His eyebrows shot up. I just knew he was going to keep going with the trite comments: a little of what you’re having or just you honey or how about a little sugar? I clenched the order pad. I was in a mood to let him have it.
“Just a milkshake.” He thought a minute. “Vanilla.”
“Good choice.” I spun around to head back to the kitchen.

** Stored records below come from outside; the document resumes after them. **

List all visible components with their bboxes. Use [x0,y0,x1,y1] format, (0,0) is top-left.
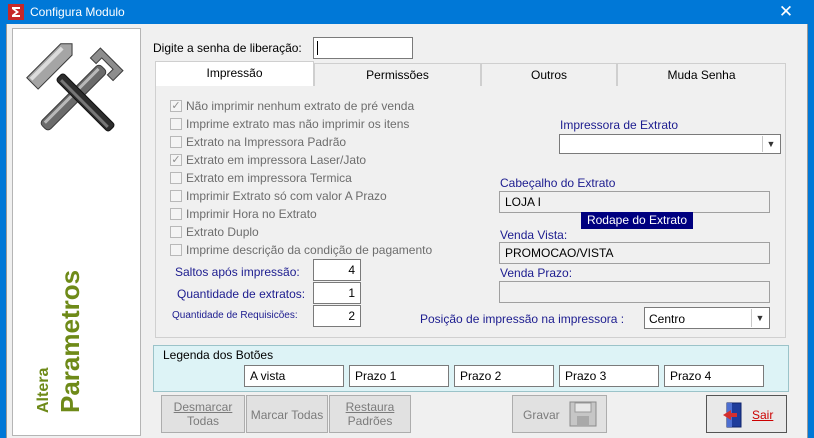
cabecalho-input[interactable]: LOJA I [499,191,770,213]
title-bar: Configura Modulo ✕ [0,0,814,24]
checkbox-opt-7[interactable] [170,226,182,238]
button-text: Sair [752,408,774,422]
close-icon[interactable]: ✕ [772,0,800,24]
option-label: Imprime descrição da condição de pagamen… [186,243,433,257]
left-panel: Altera Parametros [12,28,141,436]
legend-title: Legenda dos Botões [163,348,274,362]
legend-item[interactable]: Prazo 3 [559,365,659,387]
saltos-input[interactable]: 4 [313,259,361,281]
extratos-label: Quantidade de extratos: [177,287,306,301]
checkbox-opt-4[interactable] [170,172,182,184]
requisicoes-label: Quantidade de Requisicões: [172,310,298,321]
checkbox-opt-2[interactable] [170,136,182,148]
restaura-padroes-button[interactable]: Restaura Padrões [329,395,411,433]
extratos-input[interactable]: 1 [313,282,361,304]
text-cursor [317,41,318,55]
app-icon [8,4,24,20]
venda-vista-input[interactable]: PROMOCAO/VISTA [499,242,770,264]
option-label: Imprimir Hora no Extrato [186,207,317,221]
password-input[interactable] [313,37,413,59]
marcar-todas-button[interactable]: Marcar Todas [246,395,328,433]
rodape-label: Rodape do Extrato [581,212,693,229]
impressora-select[interactable]: ▼ [559,134,781,154]
checkbox-opt-1[interactable] [170,118,182,130]
legend-item[interactable]: A vista [244,365,344,387]
gravar-button[interactable]: Gravar [512,395,607,433]
option-label: Imprime extrato mas não imprimir os iten… [186,117,410,131]
posicao-label: Posição de impressão na impressora : [420,312,625,326]
option-label: Não imprimir nenhum extrato de pré venda [186,99,415,113]
desmarcar-todas-button[interactable]: Desmarcar Todas [161,395,245,433]
checkbox-opt-3[interactable]: ✓ [170,154,182,166]
password-label: Digite a senha de liberação: [153,41,302,55]
venda-prazo-label: Venda Prazo: [500,266,573,280]
button-text: Gravar [523,408,560,422]
panel-text-altera: Altera [35,367,52,413]
sair-button[interactable]: Sair [706,395,787,433]
window-title: Configura Modulo [30,5,125,19]
legend-item[interactable]: Prazo 4 [664,365,764,387]
button-text: Todas [186,414,220,428]
legend-item[interactable]: Prazo 1 [349,365,449,387]
option-label: Extrato em impressora Laser/Jato [186,153,367,167]
tab-impressao[interactable]: Impressão [155,61,314,87]
panel-text-parametros: Parametros [55,269,85,413]
checkbox-opt-5[interactable] [170,190,182,202]
impressora-label: Impressora de Extrato [560,118,679,132]
saltos-label: Saltos após impressão: [175,265,300,279]
button-text: Desmarcar [173,400,233,414]
option-label: Extrato Duplo [186,225,259,239]
tab-muda-senha[interactable]: Muda Senha [617,63,786,87]
requisicoes-input[interactable]: 2 [313,305,361,327]
option-label: Extrato em impressora Termica [186,171,352,185]
checkbox-opt-0[interactable]: ✓ [170,100,182,112]
button-text: Restaura [345,400,395,414]
venda-vista-label: Venda Vista: [500,228,568,242]
button-text: Padrões [347,414,393,428]
venda-prazo-input[interactable] [499,281,770,303]
posicao-select[interactable]: Centro ▼ [644,307,770,329]
tab-permissoes[interactable]: Permissões [314,63,481,87]
legend-item[interactable]: Prazo 2 [454,365,554,387]
exit-door-icon [723,402,742,428]
chevron-down-icon[interactable]: ▼ [762,136,779,152]
option-label: Imprimir Extrato só com valor A Prazo [186,189,387,203]
tools-icon [26,43,124,132]
cabecalho-label: Cabeçalho do Extrato [500,176,616,190]
posicao-value: Centro [649,312,686,326]
option-label: Extrato na Impressora Padrão [186,135,347,149]
save-disk-icon [569,401,597,427]
checkbox-opt-6[interactable] [170,208,182,220]
checkbox-opt-8[interactable] [170,244,182,256]
chevron-down-icon[interactable]: ▼ [751,309,768,327]
tab-outros[interactable]: Outros [481,63,617,87]
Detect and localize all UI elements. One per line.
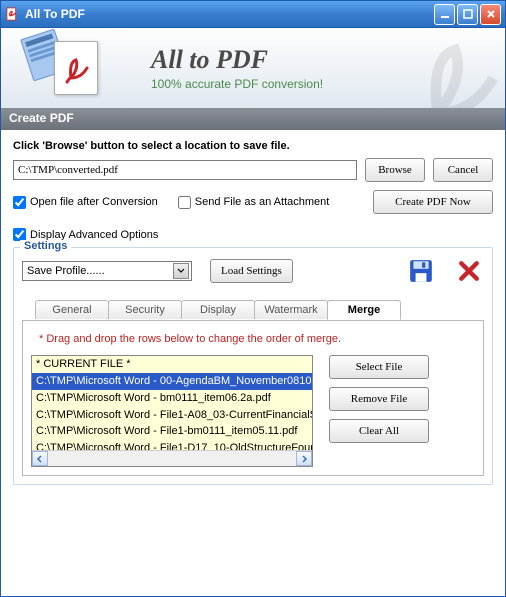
settings-legend: Settings <box>20 240 71 252</box>
save-icon-button[interactable] <box>406 258 436 284</box>
create-pdf-button[interactable]: Create PDF Now <box>373 190 493 214</box>
dropdown-arrow-icon <box>173 263 189 279</box>
load-settings-button[interactable]: Load Settings <box>210 259 293 283</box>
scroll-right-button[interactable] <box>296 451 312 466</box>
select-file-button[interactable]: Select File <box>329 355 429 379</box>
list-item[interactable]: C:\TMP\Microsoft Word - File1-D17_10-Old… <box>32 440 312 450</box>
scroll-left-button[interactable] <box>32 451 48 466</box>
horizontal-scrollbar[interactable] <box>32 450 312 466</box>
scroll-track[interactable] <box>48 451 296 466</box>
tab-security[interactable]: Security <box>108 300 182 319</box>
tab-display[interactable]: Display <box>181 300 255 319</box>
banner: All to PDF 100% accurate PDF conversion! <box>0 28 506 108</box>
merge-hint: * Drag and drop the rows below to change… <box>39 333 475 345</box>
save-profile-value: Save Profile...... <box>27 265 105 277</box>
remove-file-button[interactable]: Remove File <box>329 387 429 411</box>
tab-content: GeneralSecurityDisplayWatermarkMerge * D… <box>22 320 484 476</box>
list-item[interactable]: C:\TMP\Microsoft Word - bm0111_item06.2a… <box>32 390 312 407</box>
delete-icon-button[interactable] <box>454 258 484 284</box>
send-attachment-checkbox[interactable]: Send File as an Attachment <box>178 196 330 209</box>
content: Click 'Browse' button to select a locati… <box>0 130 506 597</box>
browse-button[interactable]: Browse <box>365 158 425 182</box>
settings-fieldset: Settings Save Profile...... Load Setting… <box>13 247 493 485</box>
minimize-button[interactable] <box>434 4 455 25</box>
tab-general[interactable]: General <box>35 300 109 319</box>
open-after-checkbox[interactable]: Open file after Conversion <box>13 196 158 209</box>
titlebar[interactable]: All To PDF <box>0 0 506 28</box>
cancel-button[interactable]: Cancel <box>433 158 493 182</box>
list-item[interactable]: C:\TMP\Microsoft Word - File1-bm0111_ite… <box>32 423 312 440</box>
close-button[interactable] <box>480 4 501 25</box>
app-icon <box>5 6 21 22</box>
watermark-icon <box>385 28 506 108</box>
floppy-disk-icon <box>408 258 434 284</box>
list-item[interactable]: C:\TMP\Microsoft Word - File1-A08_03-Cur… <box>32 407 312 424</box>
instruction-text: Click 'Browse' button to select a locati… <box>13 140 493 152</box>
display-advanced-label: Display Advanced Options <box>30 229 158 241</box>
list-header: * CURRENT FILE * <box>32 356 312 373</box>
maximize-button[interactable] <box>457 4 478 25</box>
pdf-icon <box>54 41 98 95</box>
delete-x-icon <box>458 260 480 282</box>
section-header: Create PDF <box>0 108 506 130</box>
send-attachment-label: Send File as an Attachment <box>195 196 330 208</box>
list-item[interactable]: C:\TMP\Microsoft Word - 00-AgendaBM_Nove… <box>32 373 312 390</box>
tab-merge[interactable]: Merge <box>327 300 401 320</box>
file-list-box[interactable]: * CURRENT FILE *C:\TMP\Microsoft Word - … <box>31 355 313 467</box>
save-profile-dropdown[interactable]: Save Profile...... <box>22 261 192 281</box>
clear-all-button[interactable]: Clear All <box>329 419 429 443</box>
open-after-label: Open file after Conversion <box>30 196 158 208</box>
tab-bar: GeneralSecurityDisplayWatermarkMerge <box>35 300 400 319</box>
window-title: All To PDF <box>25 7 434 21</box>
tab-watermark[interactable]: Watermark <box>254 300 328 319</box>
banner-icon-box <box>1 41 151 95</box>
save-path-input[interactable] <box>13 160 357 180</box>
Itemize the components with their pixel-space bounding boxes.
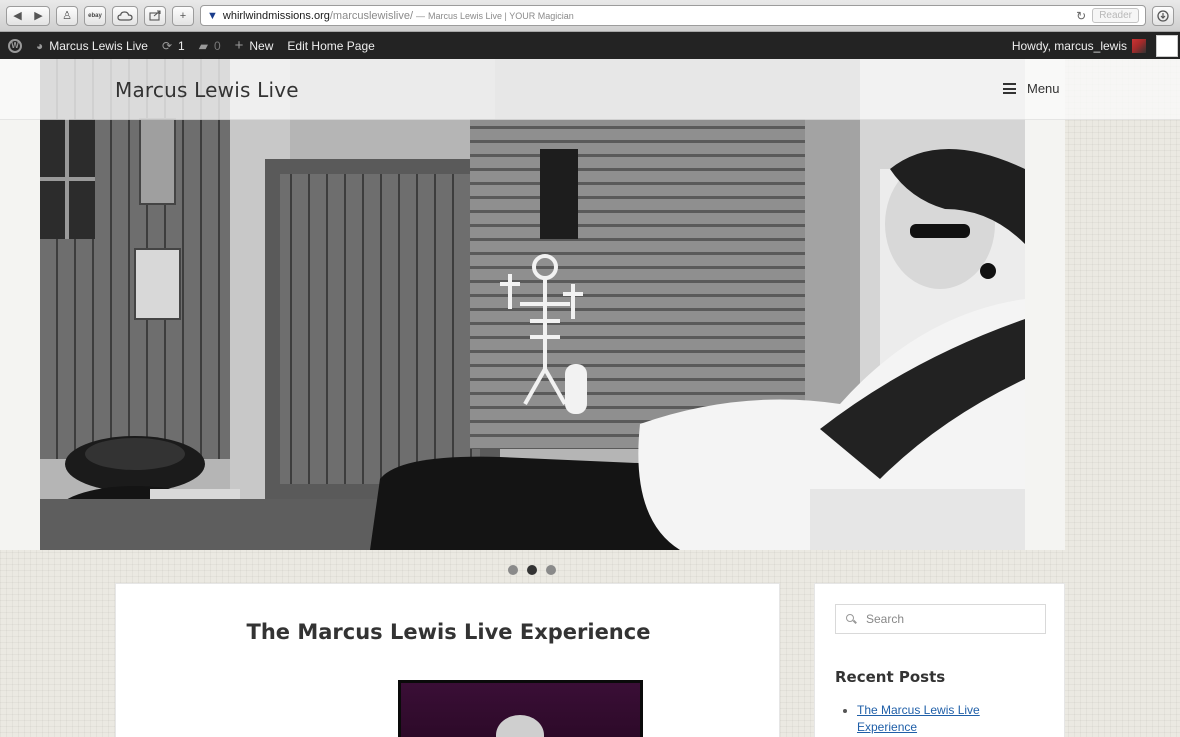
ebay-bookmark-button[interactable]: ebay — [84, 5, 106, 26]
slider-dot[interactable] — [508, 565, 518, 575]
hero-photo — [40, 59, 1025, 550]
post-title: The Marcus Lewis Live Experience — [246, 620, 651, 644]
address-bar[interactable]: ▼ whirlwindmissions.org /marcuslewislive… — [200, 5, 1146, 26]
cloud-icon — [117, 11, 133, 21]
admin-edit-page-link[interactable]: Edit Home Page — [287, 39, 374, 53]
menu-label: Menu — [1027, 81, 1060, 96]
share-icon — [148, 10, 161, 21]
hamburger-icon — [1003, 83, 1016, 94]
reload-icon[interactable]: ↻ — [1076, 9, 1086, 23]
url-path: /marcuslewislive/ — [329, 9, 414, 22]
list-item: The Marcus Lewis Live Experience — [857, 702, 1037, 736]
back-forward-buttons[interactable]: ◀ ▶ — [6, 5, 50, 26]
dashboard-icon: ◕ — [36, 38, 44, 53]
browser-toolbar: ◀ ▶ ♙ ebay + ▼ whirlwindmissions.org /ma… — [0, 0, 1180, 32]
recent-posts-title: Recent Posts — [835, 668, 946, 686]
main-content: The Marcus Lewis Live Experience — [115, 583, 780, 737]
reader-button[interactable]: Reader — [1092, 8, 1139, 23]
updates-icon: ⟳ — [161, 38, 173, 53]
url-host: whirlwindmissions.org — [222, 9, 330, 22]
recent-posts-list: The Marcus Lewis Live Experience — [857, 702, 1037, 736]
hero-slide-image — [40, 59, 1025, 550]
plus-icon: + — [234, 37, 244, 54]
search-icon — [846, 614, 857, 624]
admin-site-name: Marcus Lewis Live — [49, 38, 148, 53]
admin-site-link[interactable]: ◕ Marcus Lewis Live — [36, 39, 148, 53]
new-tab-button[interactable]: + — [172, 5, 194, 26]
icloud-tabs-button[interactable] — [112, 5, 138, 26]
download-icon — [1157, 9, 1169, 22]
slider-dot[interactable] — [546, 565, 556, 575]
downloads-button[interactable] — [1152, 5, 1174, 26]
slider-dot-active[interactable] — [527, 565, 537, 575]
person-icon: ♙ — [62, 10, 72, 22]
post-featured-image — [398, 680, 643, 737]
page-title-text: Marcus Lewis Live | YOUR Magician — [428, 10, 574, 21]
plus-icon: + — [179, 9, 187, 22]
site-favicon-icon: ▼ — [207, 9, 218, 22]
comment-icon: ▰ — [198, 38, 208, 53]
user-avatar[interactable] — [1132, 38, 1146, 53]
admin-edit-label: Edit Home Page — [287, 38, 375, 53]
back-icon[interactable]: ◀ — [13, 9, 21, 22]
search-input[interactable]: Search — [835, 604, 1046, 634]
admin-comments-link[interactable]: ▰ 0 — [199, 39, 221, 53]
site-header: Marcus Lewis Live Menu — [0, 59, 1180, 120]
wordpress-logo-icon[interactable]: W — [8, 38, 22, 53]
recent-post-link[interactable]: The Marcus Lewis Live Experience — [857, 703, 980, 734]
reading-list-button[interactable]: ♙ — [56, 5, 78, 26]
updates-count: 1 — [178, 38, 185, 53]
search-placeholder: Search — [866, 612, 905, 626]
admin-account-link[interactable]: Howdy, marcus_lewis — [1012, 39, 1127, 53]
sidebar: Search Recent Posts The Marcus Lewis Liv… — [814, 583, 1065, 737]
share-button[interactable] — [144, 5, 166, 26]
comments-count: 0 — [213, 38, 221, 53]
admin-updates-link[interactable]: ⟳ 1 — [162, 39, 185, 53]
admin-new-link[interactable]: + New — [235, 37, 274, 54]
forward-icon[interactable]: ▶ — [34, 9, 42, 22]
site-title[interactable]: Marcus Lewis Live — [115, 78, 299, 102]
admin-search-box[interactable] — [1156, 34, 1178, 57]
menu-toggle-button[interactable]: Menu — [1003, 81, 1060, 96]
slider-pagination — [508, 565, 565, 575]
title-separator: — — [416, 10, 426, 21]
wp-admin-bar: W ◕ Marcus Lewis Live ⟳ 1 ▰ 0 + New Edit… — [0, 32, 1180, 59]
admin-new-label: New — [249, 38, 274, 53]
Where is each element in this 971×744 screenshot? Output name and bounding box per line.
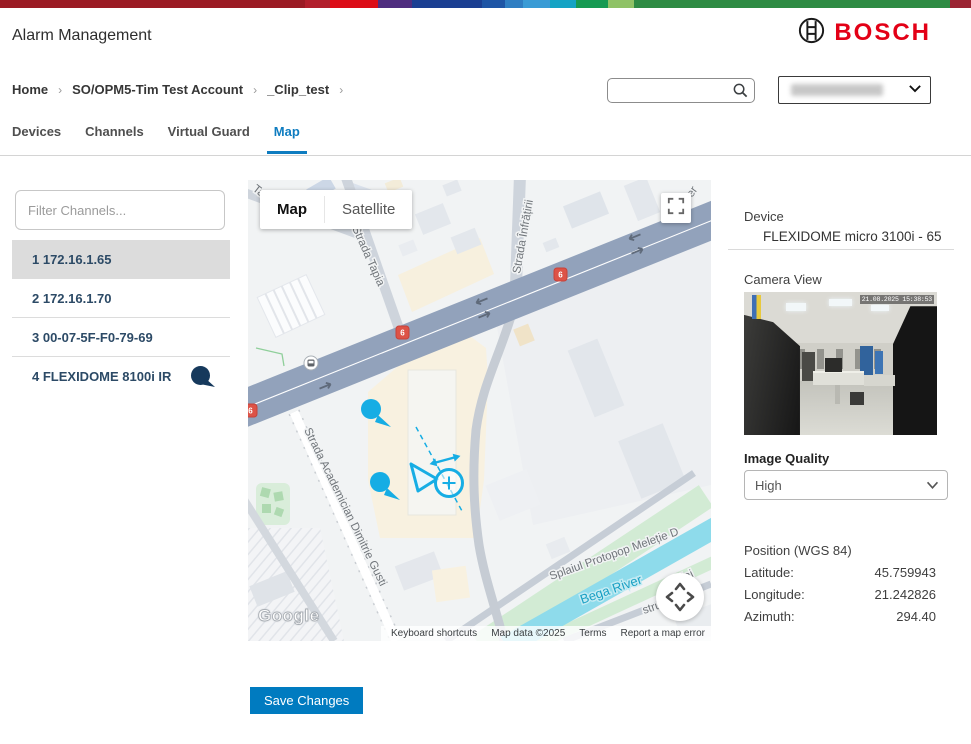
position-label: Position (WGS 84) (744, 543, 852, 558)
breadcrumb-clip-test[interactable]: _Clip_test (267, 82, 329, 97)
map-canvas[interactable]: 6 6 6 Ta er Strada Tapia Strada Înfrățir… (248, 180, 711, 641)
bosch-symbol-icon (798, 17, 825, 49)
fullscreen-button[interactable] (661, 193, 691, 223)
svg-text:6: 6 (248, 407, 253, 416)
search-box (607, 78, 755, 103)
camera-view-image: 21.08.2025 15:38:53 (744, 292, 937, 435)
report-map-error-link[interactable]: Report a map error (621, 628, 705, 639)
camera-timestamp: 21.08.2025 15:38:53 (860, 295, 934, 304)
breadcrumb-home[interactable]: Home (12, 82, 48, 97)
account-filter-dropdown[interactable] (778, 76, 931, 104)
panel-divider (728, 249, 954, 250)
channel-label: 1 172.16.1.65 (32, 252, 112, 267)
tab-virtual-guard[interactable]: Virtual Guard (168, 122, 250, 142)
search-input[interactable] (608, 79, 732, 102)
route-shield: 6 (248, 404, 257, 417)
tab-channels[interactable]: Channels (85, 122, 144, 142)
fullscreen-icon (667, 197, 685, 220)
latitude-row: Latitude: 45.759943 (744, 565, 936, 580)
bosch-supergraphic (0, 0, 971, 8)
map-type-satellite-button[interactable]: Satellite (325, 190, 412, 229)
channel-label: 3 00-07-5F-F0-79-69 (32, 330, 153, 345)
pan-control[interactable] (656, 573, 704, 621)
image-quality-select[interactable]: High (744, 470, 948, 500)
channel-label: 2 172.16.1.70 (32, 291, 112, 306)
channel-label: 4 FLEXIDOME 8100i IR (32, 369, 171, 384)
redacted-filter-value (791, 84, 883, 96)
longitude-label: Longitude: (744, 587, 805, 602)
map-type-control: Map Satellite (260, 190, 412, 229)
map-data-label: Map data ©2025 (491, 628, 565, 639)
svg-text:6: 6 (400, 329, 405, 338)
azimuth-value: 294.40 (896, 609, 936, 624)
bus-stop-icon[interactable] (304, 356, 318, 370)
chevron-down-icon (908, 81, 922, 99)
save-changes-button[interactable]: Save Changes (250, 687, 363, 714)
image-quality-select-wrap: High (744, 470, 948, 500)
device-name: FLEXIDOME micro 3100i - 65 (763, 229, 942, 244)
tab-devices[interactable]: Devices (12, 122, 61, 142)
channel-row-2[interactable]: 2 172.16.1.70 (12, 279, 230, 318)
camera-marker-icon (190, 365, 216, 388)
device-label: Device (744, 209, 784, 224)
route-shield: 6 (396, 326, 409, 339)
keyboard-shortcuts-link[interactable]: Keyboard shortcuts (391, 628, 477, 639)
camera-view-label: Camera View (744, 272, 822, 287)
alarm-management-page: Alarm Management BOSCH Home › SO/OPM5-Tim … (0, 0, 971, 744)
filter-channels-input[interactable] (15, 190, 225, 230)
search-icon[interactable] (732, 82, 749, 99)
terms-link[interactable]: Terms (579, 628, 606, 639)
breadcrumb-separator: › (58, 83, 62, 97)
breadcrumb-separator: › (339, 83, 343, 97)
page-title: Alarm Management (12, 27, 152, 45)
azimuth-label: Azimuth: (744, 609, 795, 624)
breadcrumb-separator: › (253, 83, 257, 97)
azimuth-row: Azimuth: 294.40 (744, 609, 936, 624)
bosch-logo: BOSCH (798, 17, 931, 49)
route-shield: 6 (554, 268, 567, 281)
latitude-value: 45.759943 (875, 565, 936, 580)
map-type-map-button[interactable]: Map (260, 190, 324, 229)
channel-list: 1 172.16.1.65 2 172.16.1.70 3 00-07-5F-F… (12, 240, 230, 396)
image-quality-label: Image Quality (744, 451, 829, 466)
channel-row-3[interactable]: 3 00-07-5F-F0-79-69 (12, 318, 230, 357)
latitude-label: Latitude: (744, 565, 794, 580)
tab-map[interactable]: Map (274, 122, 300, 142)
channel-row-1[interactable]: 1 172.16.1.65 (12, 240, 230, 279)
map-attribution: Keyboard shortcuts Map data ©2025 Terms … (381, 626, 711, 641)
svg-text:6: 6 (558, 271, 563, 280)
channel-row-4[interactable]: 4 FLEXIDOME 8100i IR (12, 357, 230, 396)
tabs-divider (0, 155, 971, 156)
map-tiles: 6 6 6 Ta er Strada Tapia Strada Înfrățir… (248, 180, 711, 641)
park (256, 483, 290, 525)
bosch-wordmark: BOSCH (834, 19, 931, 47)
tab-bar: Devices Channels Virtual Guard Map (12, 122, 300, 142)
pan-arrows-icon (656, 573, 704, 621)
flag-icon (752, 295, 762, 319)
breadcrumb: Home › SO/OPM5-Tim Test Account › _Clip_test… (12, 82, 353, 97)
google-logo[interactable]: Google (258, 606, 320, 626)
longitude-value: 21.242826 (875, 587, 936, 602)
breadcrumb-account[interactable]: SO/OPM5-Tim Test Account (72, 82, 243, 97)
longitude-row: Longitude: 21.242826 (744, 587, 936, 602)
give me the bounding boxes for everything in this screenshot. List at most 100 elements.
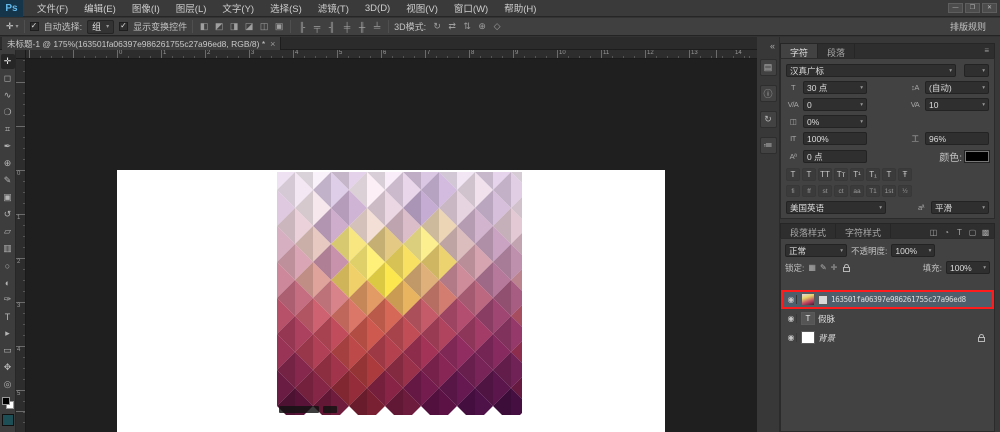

I stole a look back at that car. “Camaro,” I said aloud. Dreamy.
After that, he’d come by about once a week. Sure, he asked me out. But the car was a stumbling block. It was hard to even see what his face was like when he was in it—the purple swooped me up every time. I only saw myself driving that car.
The next year I headed off to college. I forgot about Jack but sure didn’t lose the car. I asked my dad for one that first fall. “When you get a job, you can have one,” he said, handing me the keys to the Impala he’d bought for me second hand. It was wide-bodied and blue, not my type at all.
Five years later, I was behind the counter of the pharmacy in Crookston when a tall lanky guy with a ponytail came up to the till. “Janice. Janice Straight?”
“Yes,” I was cautious. Seeing a woman who worked with drugs acted like an aphrodisiac to some men.
“Jack. Jack Bergstrom. Purple Camaro. We went to high school together.”
“Not exactly. You were two years older.” I squinted and saw that color, brighter than eggplant. “Mr. Camaro!”
“Yeah.” He sounded a little down.
“Still have it?” I thought I might offer him a good price for it.
“Nuh-uh. Totaled it in college. Icy road, not my fault.”
I rang him up and handed him the bag. A month’s supply of Valium. He looked hopeful as I handed him his change. Thing was, if you don’t stand out as much as your car, what kind of a man does that make you?